Here are the key proposals of the new regulations:

  • The attendance of indoor gatherings without proof of vaccination will be limited to only 1,000 people and 2,000 for outdoors, with social distancing of at least 1 metre.
  • There are still restrictions on night vigils and after-funeral gatherings;
  • The indoor and outdoor gatherings will be may be occupied up to 50% of the venue capacity provided there is product or of a valid vaccine certificate; practice of social distance of at least one metre and compulsory wearing of mask.
  • All people entering or exiting South Africa during the pandemics, should present negative polymerase chain reaction (PCR) test results not older than 72 hours, in the event that they do not have full vaccination certificate.
  • Face masks will be required in an indoor gathering in a public place, when using public transport and to enter a public premises.

Government, however, will still have the discretion to decide on other restrictions such as curfew, sport activities, lockdowns, economic activities, the sale of alcohol, among others.

The draft rules also lay out the requirements for self-isolation, as opposed to being directed to a government facility. 

ALSO READ: SA health experts call for face masks and other Covid restrictions to be dropped

All of the proposed regulations will be implemented within the national Department of Health once approved, and with the support of some of the public entities reporting to the department.

The regulations will not be tabled before Parliament since it is subordinate legislation, which Parliament has already delegated to the Minister of Health, according to the department,

South African citizens have 30 days – until 15 April, which is the day the State of Disaster will come to an end following the latest extension – to share their thoughts on the regulations.

Disaster Management Amendment Bill

The publication of these new regulations comes after the Disaster Management Amendment Bill was rejected by Parliament’s Portfolio Committee on Cooperative Governance and Traditional Affairs (Cogta) this week.

The Bill, which was first introduced by Freedom Front Plus (FF+) MP Pieter Groenewald in February 2021, was not adopted by the committee following a majority vote.
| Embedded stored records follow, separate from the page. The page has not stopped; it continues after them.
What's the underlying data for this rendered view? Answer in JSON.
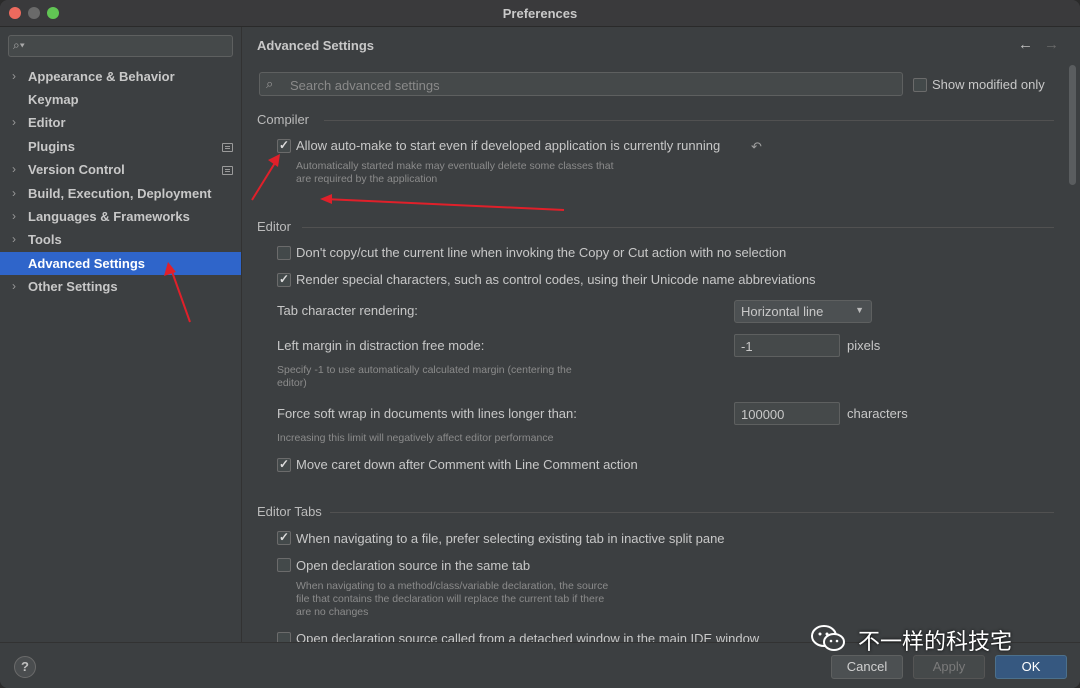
{
  "window": {
    "title": "Preferences"
  },
  "sidebar": {
    "search_placeholder": "",
    "items": [
      {
        "label": "Appearance & Behavior",
        "expandable": true
      },
      {
        "label": "Keymap",
        "expandable": false
      },
      {
        "label": "Editor",
        "expandable": true
      },
      {
        "label": "Plugins",
        "expandable": false
      },
      {
        "label": "Version Control",
        "expandable": true
      },
      {
        "label": "Build, Execution, Deployment",
        "expandable": true
      },
      {
        "label": "Languages & Frameworks",
        "expandable": true
      },
      {
        "label": "Tools",
        "expandable": true
      },
      {
        "label": "Advanced Settings",
        "expandable": false,
        "selected": true
      },
      {
        "label": "Other Settings",
        "expandable": true
      }
    ]
  },
  "main": {
    "title": "Advanced Settings",
    "search_placeholder": "Search advanced settings",
    "show_modified_label": "Show modified only",
    "show_modified_checked": false,
    "sections": {
      "compiler": {
        "title": "Compiler",
        "auto_make": {
          "label": "Allow auto-make to start even if developed application is currently running",
          "checked": true,
          "hint_line1": "Automatically started make may eventually delete some classes that",
          "hint_line2": "are required by the application"
        }
      },
      "editor": {
        "title": "Editor",
        "no_copy_cut": {
          "label": "Don't copy/cut the current line when invoking the Copy or Cut action with no selection",
          "checked": false
        },
        "render_special": {
          "label": "Render special characters, such as control codes, using their Unicode name abbreviations",
          "checked": true
        },
        "tab_rendering": {
          "label": "Tab character rendering:",
          "value": "Horizontal line"
        },
        "left_margin": {
          "label": "Left margin in distraction free mode:",
          "value": "-1",
          "unit": "pixels",
          "hint_line1": "Specify -1 to use automatically calculated margin (centering the",
          "hint_line2": "editor)"
        },
        "soft_wrap": {
          "label": "Force soft wrap in documents with lines longer than:",
          "value": "100000",
          "unit": "characters",
          "hint": "Increasing this limit will negatively affect editor performance"
        },
        "move_caret": {
          "label": "Move caret down after Comment with Line Comment action",
          "checked": true
        }
      },
      "editor_tabs": {
        "title": "Editor Tabs",
        "prefer_existing": {
          "label": "When navigating to a file, prefer selecting existing tab in inactive split pane",
          "checked": true
        },
        "same_tab": {
          "label": "Open declaration source in the same tab",
          "checked": false,
          "hint_line1": "When navigating to a method/class/variable declaration, the source",
          "hint_line2": "file that contains the declaration will replace the current tab if there",
          "hint_line3": "are no changes"
        },
        "detached": {
          "label": "Open declaration source called from a detached window in the main IDE window",
          "checked": false
        }
      }
    }
  },
  "footer": {
    "help_label": "?",
    "cancel_label": "Cancel",
    "apply_label": "Apply",
    "ok_label": "OK"
  },
  "watermark": {
    "text": "不一样的科技宅"
  },
  "colors": {
    "selection": "#2f65ca",
    "ok_button": "#365880",
    "annotation_arrow": "#e0202a"
  }
}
According to the committee’s chairperson, Fikile Xasa, MPs “felt that the current accountability and oversight mechanisms provided in the Constitution are sufficient to address the gaps identified in the Bill”, among other reasons.

READ MORE: Do not end the state of disaster yet, says top doctor

The Bill would now go to the National Assembly for a debate.

MPs in the National Assembly will vote on whether to pass the Bill after the debate, and proceed to the select committees for discussion.

It will then go to the National Council of Provinces (NCOP) for a debate and vote, before it is sent to President Cyril Ramaphosa for approval.

The Bill could see some major changes to South Africa’s State of Disaster and Covid-19 lockdown regulations if it is signed into law by the president.

The proposed amendments will affect the Disaster Management Act of 2002.